Contemporary music is an increasingly significant component of concert life for Bronfman, who premiered Esa-Pekka Salonen's Piano Concerto in February with the New York Philharmonic. Bronfman's Perspectives also features a new chamber piece by the French composer Marc-André Dalbavie, a co-commission from Carnegie Hall and the Aspen Music Festival that Bronfman will perform with Gil Shaham and Lynn Harrell on May 4 as part of a program focusing on Russian and French music.

Bronfman heard a chamber work by Dalbavie that was performed in Emanuel Ax's Perspectives concerts in 2003-04 and instantly "loved it." He also encountered Dalbavie's music at the Aspen Festival and thought he was a "great composer." "I've met him and enjoyed talking to him and really wanted something from him." The May 4 program also includes Tchaikovsky's Piano Trio in A Minor, Shostakovich's Piano Quintet — for which Bronfman will be joined by the Emerson String Quartet — and Shostakovich's Seven Verses for Soprano, Violin, Cello, and Piano, Op. 127, featuring the soprano Olga Makarina.

There is plenty of Russian music throughout the rest of Bronfman's Perspectives as well. Bronfman will play two Prokofiev concertos: the Third with Mariss Jansons and the Royal Concertgebouw Orchestra on February 5 and the Second with Valery Gergiev and the Vienna Philharmonic on March 1 (which is also part of Gergiev's own Perspectives). The Third Piano Concerto will be performed with a work by the contemporary Dutch composer Otto Ketting and Brahms's Symphony No. 2, while the Second is partnered with Tchaikovsky's Sixth Symphony and Debussy's Prélude à l'après-midi d'un faune.

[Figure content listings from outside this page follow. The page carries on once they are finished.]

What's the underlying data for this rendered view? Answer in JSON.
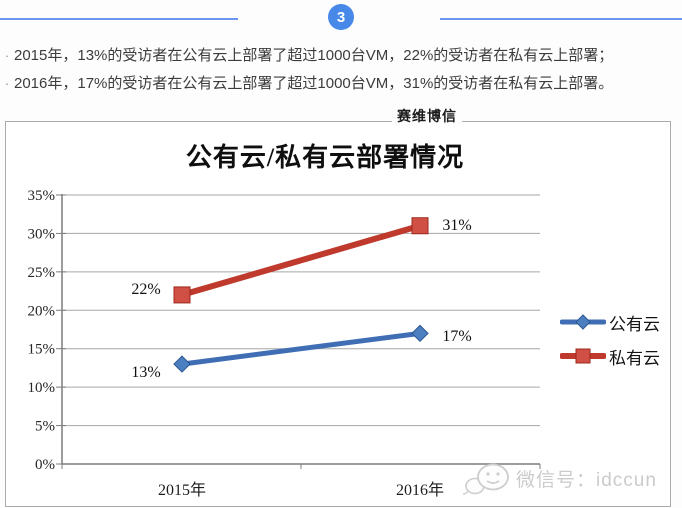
{
  "page": {
    "section_number": "3",
    "accent_color": "#4788e8",
    "bullets": [
      {
        "marker": "·",
        "text": "2015年，13%的受访者在公有云上部署了超过1000台VM，22%的受访者在私有云上部署；"
      },
      {
        "marker": "·",
        "text": "2016年，17%的受访者在公有云上部署了超过1000台VM，31%的受访者在私有云上部署。"
      }
    ]
  },
  "chart": {
    "brand": "赛维博信",
    "watermark": {
      "icon": "wechat-icon",
      "label": "微信号：idccun",
      "color": "#cbcbcb"
    }
  },
  "chart_data": {
    "type": "line",
    "title": "公有云/私有云部署情况",
    "categories": [
      "2015年",
      "2016年"
    ],
    "series": [
      {
        "name": "公有云",
        "marker": "diamond",
        "color": "#3f6eb5",
        "values": [
          13,
          17
        ],
        "labels": [
          "13%",
          "17%"
        ]
      },
      {
        "name": "私有云",
        "marker": "square",
        "color": "#bf3a2d",
        "values": [
          22,
          31
        ],
        "labels": [
          "22%",
          "31%"
        ]
      }
    ],
    "ylim": [
      0,
      35
    ],
    "y_tick_step": 5,
    "y_tick_labels": [
      "0%",
      "5%",
      "10%",
      "15%",
      "20%",
      "25%",
      "30%",
      "35%"
    ],
    "grid": true,
    "legend_position": "right"
  }
}
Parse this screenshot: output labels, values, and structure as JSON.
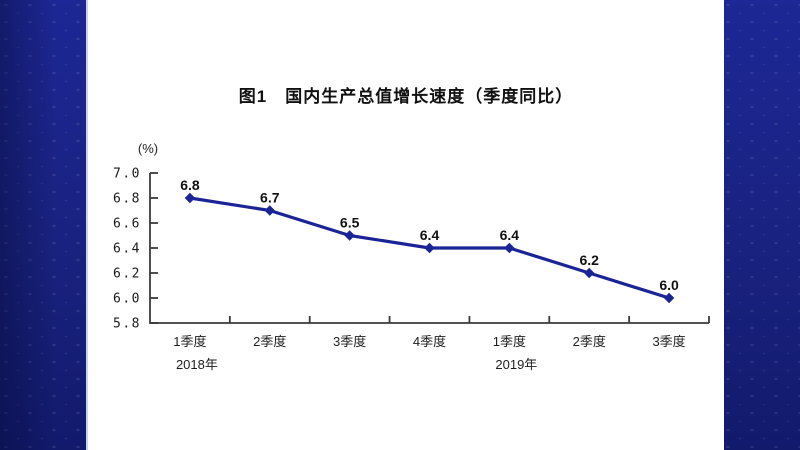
{
  "colors": {
    "background_blue": "#1a238c",
    "panel": "#ffffff",
    "axis": "#3a3a3a",
    "text": "#1a1a1a"
  },
  "chart_data": {
    "type": "line",
    "title": "图1　国内生产总值增长速度（季度同比）",
    "unit_label": "(%)",
    "categories": [
      "1季度",
      "2季度",
      "3季度",
      "4季度",
      "1季度",
      "2季度",
      "3季度"
    ],
    "year_labels": [
      {
        "index": 0,
        "label": "2018年"
      },
      {
        "index": 4,
        "label": "2019年"
      }
    ],
    "values": [
      6.8,
      6.7,
      6.5,
      6.4,
      6.4,
      6.2,
      6.0
    ],
    "data_labels": [
      "6.8",
      "6.7",
      "6.5",
      "6.4",
      "6.4",
      "6.2",
      "6.0"
    ],
    "ylim": [
      5.8,
      7.0
    ],
    "yticks": [
      "7.0",
      "6.8",
      "6.6",
      "6.4",
      "6.2",
      "6.0",
      "5.8"
    ],
    "line_color": "#1b2497",
    "marker": "diamond",
    "grid": false,
    "legend": "none"
  }
}
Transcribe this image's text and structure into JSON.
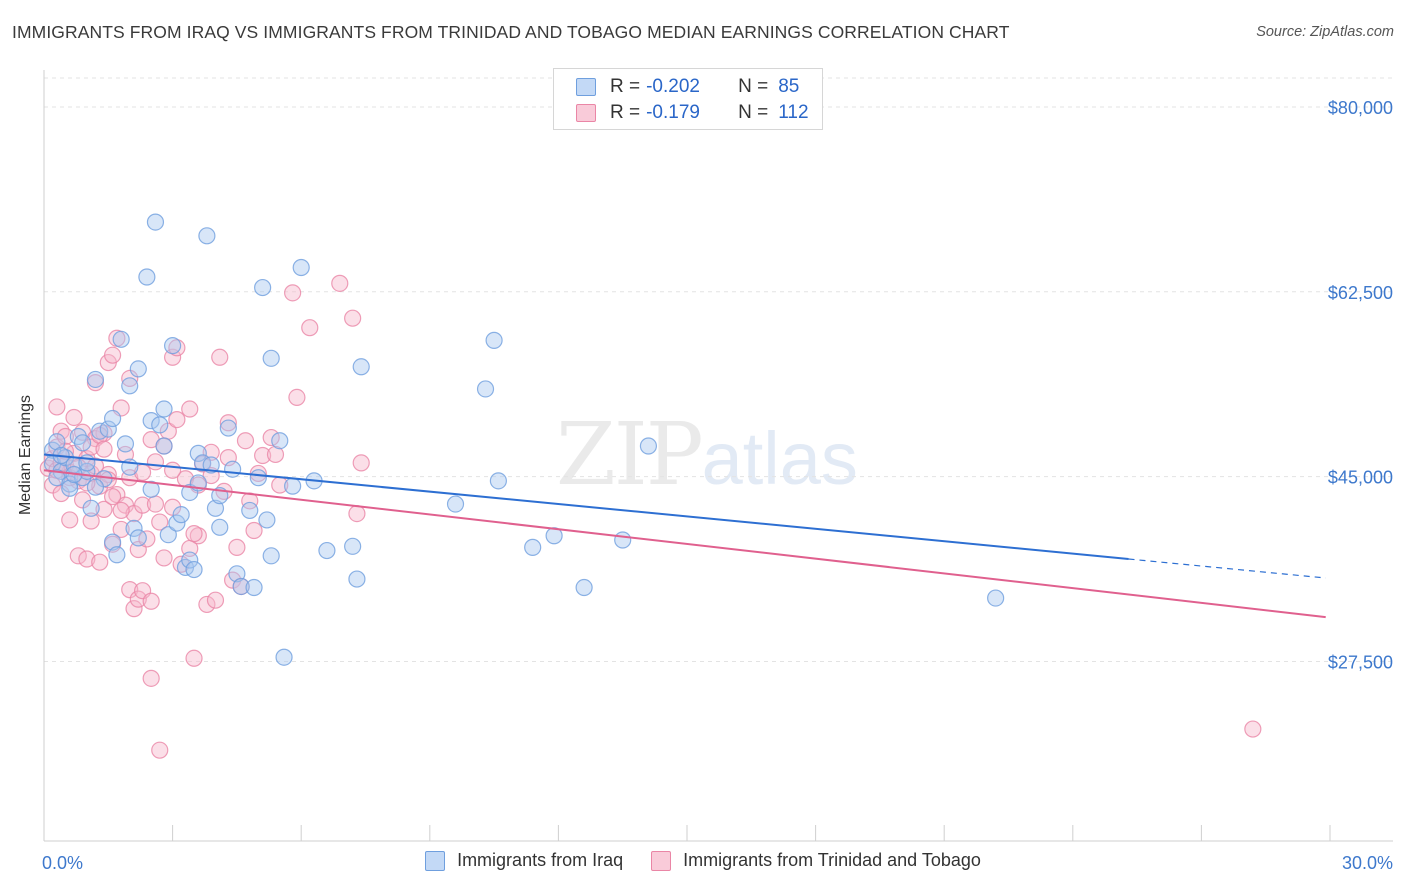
{
  "header": {
    "title": "IMMIGRANTS FROM IRAQ VS IMMIGRANTS FROM TRINIDAD AND TOBAGO MEDIAN EARNINGS CORRELATION CHART",
    "source": "Source: ZipAtlas.com"
  },
  "watermark": {
    "zip": "ZIP",
    "atlas": "atlas"
  },
  "legend": {
    "rows": [
      {
        "r_label": "R =",
        "r_value": "-0.202",
        "n_label": "N =",
        "n_value": "85"
      },
      {
        "r_label": "R =",
        "r_value": "-0.179",
        "n_label": "N =",
        "n_value": "112"
      }
    ]
  },
  "colors": {
    "iraq_fill": "#a9c8f0",
    "iraq_stroke": "#6f9fde",
    "iraq_line": "#2d6fd2",
    "tt_fill": "#f7b8cc",
    "tt_stroke": "#ea86a6",
    "tt_line": "#e0608e",
    "axis_label": "#3d78cc",
    "grid": "#e3e3e3"
  },
  "chart_data": {
    "type": "scatter",
    "title": "IMMIGRANTS FROM IRAQ VS IMMIGRANTS FROM TRINIDAD AND TOBAGO MEDIAN EARNINGS CORRELATION CHART",
    "ylabel": "Median Earnings",
    "xlabel": "",
    "xlim": [
      0,
      30
    ],
    "ylim": [
      10500,
      83500
    ],
    "x_tick_labels": [
      {
        "value": 0,
        "label": "0.0%"
      },
      {
        "value": 30,
        "label": "30.0%"
      }
    ],
    "y_tick_labels": [
      {
        "value": 27500,
        "label": "$27,500"
      },
      {
        "value": 45000,
        "label": "$45,000"
      },
      {
        "value": 62500,
        "label": "$62,500"
      },
      {
        "value": 80000,
        "label": "$80,000"
      }
    ],
    "grid": true,
    "legend_position": "top-center",
    "series": [
      {
        "name": "Immigrants from Iraq",
        "r": -0.202,
        "n": 85,
        "trend": {
          "x": [
            0,
            25.3
          ],
          "y": [
            47100,
            37200
          ],
          "dashed_to": {
            "x": 29.9,
            "y": 35400
          }
        },
        "points": [
          [
            0.2,
            47500
          ],
          [
            0.3,
            48300
          ],
          [
            0.2,
            46200
          ],
          [
            0.4,
            45500
          ],
          [
            0.3,
            44900
          ],
          [
            0.5,
            46800
          ],
          [
            0.6,
            44300
          ],
          [
            0.8,
            48800
          ],
          [
            0.7,
            46100
          ],
          [
            0.9,
            44900
          ],
          [
            1.0,
            45500
          ],
          [
            1.1,
            42000
          ],
          [
            1.2,
            54200
          ],
          [
            1.3,
            49300
          ],
          [
            1.5,
            49500
          ],
          [
            1.4,
            44800
          ],
          [
            1.6,
            38800
          ],
          [
            1.7,
            37600
          ],
          [
            1.8,
            58000
          ],
          [
            1.9,
            48100
          ],
          [
            2.0,
            53600
          ],
          [
            2.1,
            40100
          ],
          [
            2.2,
            39200
          ],
          [
            2.2,
            55200
          ],
          [
            2.4,
            63900
          ],
          [
            2.5,
            50300
          ],
          [
            2.5,
            43800
          ],
          [
            2.6,
            69100
          ],
          [
            2.7,
            49900
          ],
          [
            2.8,
            51400
          ],
          [
            2.8,
            47900
          ],
          [
            2.9,
            39500
          ],
          [
            3.0,
            57400
          ],
          [
            3.1,
            40600
          ],
          [
            3.3,
            36400
          ],
          [
            3.4,
            37100
          ],
          [
            3.4,
            43500
          ],
          [
            3.5,
            36200
          ],
          [
            3.6,
            47200
          ],
          [
            3.6,
            44400
          ],
          [
            3.7,
            46300
          ],
          [
            3.8,
            67800
          ],
          [
            3.9,
            46100
          ],
          [
            4.0,
            42000
          ],
          [
            4.1,
            43200
          ],
          [
            4.1,
            40200
          ],
          [
            4.3,
            49600
          ],
          [
            4.4,
            45700
          ],
          [
            4.5,
            35800
          ],
          [
            4.6,
            34600
          ],
          [
            4.8,
            41800
          ],
          [
            4.9,
            34500
          ],
          [
            5.0,
            44900
          ],
          [
            5.1,
            62900
          ],
          [
            5.2,
            40900
          ],
          [
            5.3,
            56200
          ],
          [
            5.3,
            37500
          ],
          [
            5.5,
            48400
          ],
          [
            5.6,
            27900
          ],
          [
            5.8,
            44100
          ],
          [
            6.0,
            64800
          ],
          [
            6.3,
            44600
          ],
          [
            6.6,
            38000
          ],
          [
            7.2,
            38400
          ],
          [
            7.3,
            35300
          ],
          [
            7.4,
            55400
          ],
          [
            9.6,
            42400
          ],
          [
            10.3,
            53300
          ],
          [
            10.6,
            44600
          ],
          [
            10.5,
            57900
          ],
          [
            11.4,
            38300
          ],
          [
            11.9,
            39400
          ],
          [
            12.6,
            34500
          ],
          [
            13.5,
            39000
          ],
          [
            14.1,
            47900
          ],
          [
            22.2,
            33500
          ],
          [
            0.6,
            43900
          ],
          [
            0.9,
            48200
          ],
          [
            1.2,
            44000
          ],
          [
            1.6,
            50500
          ],
          [
            0.4,
            47000
          ],
          [
            0.7,
            45200
          ],
          [
            1.0,
            46300
          ],
          [
            2.0,
            45900
          ],
          [
            3.2,
            41400
          ]
        ]
      },
      {
        "name": "Immigrants from Trinidad and Tobago",
        "r": -0.179,
        "n": 112,
        "trend": {
          "x": [
            0,
            29.9
          ],
          "y": [
            45600,
            31700
          ]
        },
        "points": [
          [
            0.1,
            45800
          ],
          [
            0.2,
            46700
          ],
          [
            0.2,
            44200
          ],
          [
            0.3,
            51600
          ],
          [
            0.3,
            47800
          ],
          [
            0.4,
            43400
          ],
          [
            0.4,
            49300
          ],
          [
            0.5,
            46100
          ],
          [
            0.5,
            48800
          ],
          [
            0.6,
            45400
          ],
          [
            0.6,
            40900
          ],
          [
            0.7,
            47200
          ],
          [
            0.7,
            50600
          ],
          [
            0.8,
            44600
          ],
          [
            0.8,
            37500
          ],
          [
            0.9,
            49200
          ],
          [
            0.9,
            42800
          ],
          [
            1.0,
            46700
          ],
          [
            1.0,
            37200
          ],
          [
            1.1,
            45300
          ],
          [
            1.1,
            40800
          ],
          [
            1.2,
            48600
          ],
          [
            1.2,
            53900
          ],
          [
            1.3,
            44100
          ],
          [
            1.3,
            36900
          ],
          [
            1.4,
            41900
          ],
          [
            1.4,
            49100
          ],
          [
            1.5,
            45200
          ],
          [
            1.5,
            55800
          ],
          [
            1.6,
            38600
          ],
          [
            1.6,
            56500
          ],
          [
            1.7,
            43300
          ],
          [
            1.7,
            58100
          ],
          [
            1.8,
            51500
          ],
          [
            1.8,
            40000
          ],
          [
            1.9,
            47100
          ],
          [
            1.9,
            42300
          ],
          [
            2.0,
            54300
          ],
          [
            2.0,
            34300
          ],
          [
            2.1,
            41500
          ],
          [
            2.1,
            32500
          ],
          [
            2.2,
            38100
          ],
          [
            2.2,
            33400
          ],
          [
            2.3,
            42300
          ],
          [
            2.3,
            34200
          ],
          [
            2.4,
            39100
          ],
          [
            2.5,
            48500
          ],
          [
            2.5,
            33200
          ],
          [
            2.5,
            25900
          ],
          [
            2.6,
            42400
          ],
          [
            2.7,
            40700
          ],
          [
            2.7,
            19100
          ],
          [
            2.8,
            37300
          ],
          [
            2.8,
            47900
          ],
          [
            2.9,
            49300
          ],
          [
            3.0,
            42100
          ],
          [
            3.0,
            56300
          ],
          [
            3.1,
            57200
          ],
          [
            3.1,
            50400
          ],
          [
            3.2,
            36700
          ],
          [
            3.3,
            44800
          ],
          [
            3.4,
            51400
          ],
          [
            3.4,
            38200
          ],
          [
            3.5,
            27800
          ],
          [
            3.6,
            44200
          ],
          [
            3.6,
            39400
          ],
          [
            3.7,
            46200
          ],
          [
            3.8,
            32900
          ],
          [
            3.9,
            45100
          ],
          [
            3.9,
            47300
          ],
          [
            4.0,
            33300
          ],
          [
            4.1,
            56300
          ],
          [
            4.2,
            43600
          ],
          [
            4.3,
            46800
          ],
          [
            4.3,
            50100
          ],
          [
            4.4,
            35200
          ],
          [
            4.5,
            38300
          ],
          [
            4.6,
            34600
          ],
          [
            4.7,
            48400
          ],
          [
            4.8,
            42700
          ],
          [
            4.9,
            39900
          ],
          [
            5.0,
            45300
          ],
          [
            5.1,
            47000
          ],
          [
            5.3,
            48700
          ],
          [
            5.4,
            47100
          ],
          [
            5.5,
            44200
          ],
          [
            5.8,
            62400
          ],
          [
            5.9,
            52500
          ],
          [
            6.2,
            59100
          ],
          [
            6.9,
            63300
          ],
          [
            7.2,
            60000
          ],
          [
            7.3,
            41500
          ],
          [
            7.4,
            46300
          ],
          [
            0.3,
            45600
          ],
          [
            0.4,
            46300
          ],
          [
            0.5,
            47400
          ],
          [
            0.6,
            44900
          ],
          [
            0.8,
            45900
          ],
          [
            1.0,
            44400
          ],
          [
            1.1,
            47800
          ],
          [
            1.2,
            46000
          ],
          [
            1.3,
            48900
          ],
          [
            1.4,
            47600
          ],
          [
            1.5,
            44700
          ],
          [
            1.6,
            43100
          ],
          [
            1.8,
            41800
          ],
          [
            2.0,
            44900
          ],
          [
            2.3,
            45400
          ],
          [
            2.6,
            46400
          ],
          [
            3.0,
            45600
          ],
          [
            3.5,
            39600
          ],
          [
            28.2,
            21100
          ]
        ]
      }
    ]
  },
  "bottom_legend": {
    "items": [
      {
        "label": "Immigrants from Iraq"
      },
      {
        "label": "Immigrants from Trinidad and Tobago"
      }
    ]
  }
}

Mozart is also an integral part of Bronfman's musical life — he has recorded the violin sonatas with Isaac Stern — and on December 24 he will play the Piano Concerto No. 22 in E-flat Major with Jaime Laredo conducting the New York String Orchestra, the ensemble with which Bronfman made his New York debut in 1974. "On Christmas Eve I would want to play all Mozart or Bach," says Bronfman. The program also includes Mozart's Symphonies Nos. 1 and 35.

For the next concert, on January 27, the mood swings dramatically with Webern's Symphony, Op. 21, and Concerto for Nine Instruments, Op. 24; Berg's Chamber Concerto for Piano, Violin, and 13 Winds (one of Bronfman's favorite works); and Schoenberg's Pierrot lunaire. James Levine conducts The MET Chamber Ensemble with soloists soprano Anja Silja and violinist Gil Shaham.

It was particularly important for Bronfman, who began his career as a chamber musician, to include these sorts of small-group collaborations in his Perspectives. "My whole life is about not only playing by myself but collaborating with other people," he explains. "I like to play chamber pieces and work with other people who are great musicians and great composers."

"Otherwise," he says laughing, "the life of a pianist can be a bit lonely!"


Vivien Schweitzer is a freelance music writer and regular contributor to The New York Times.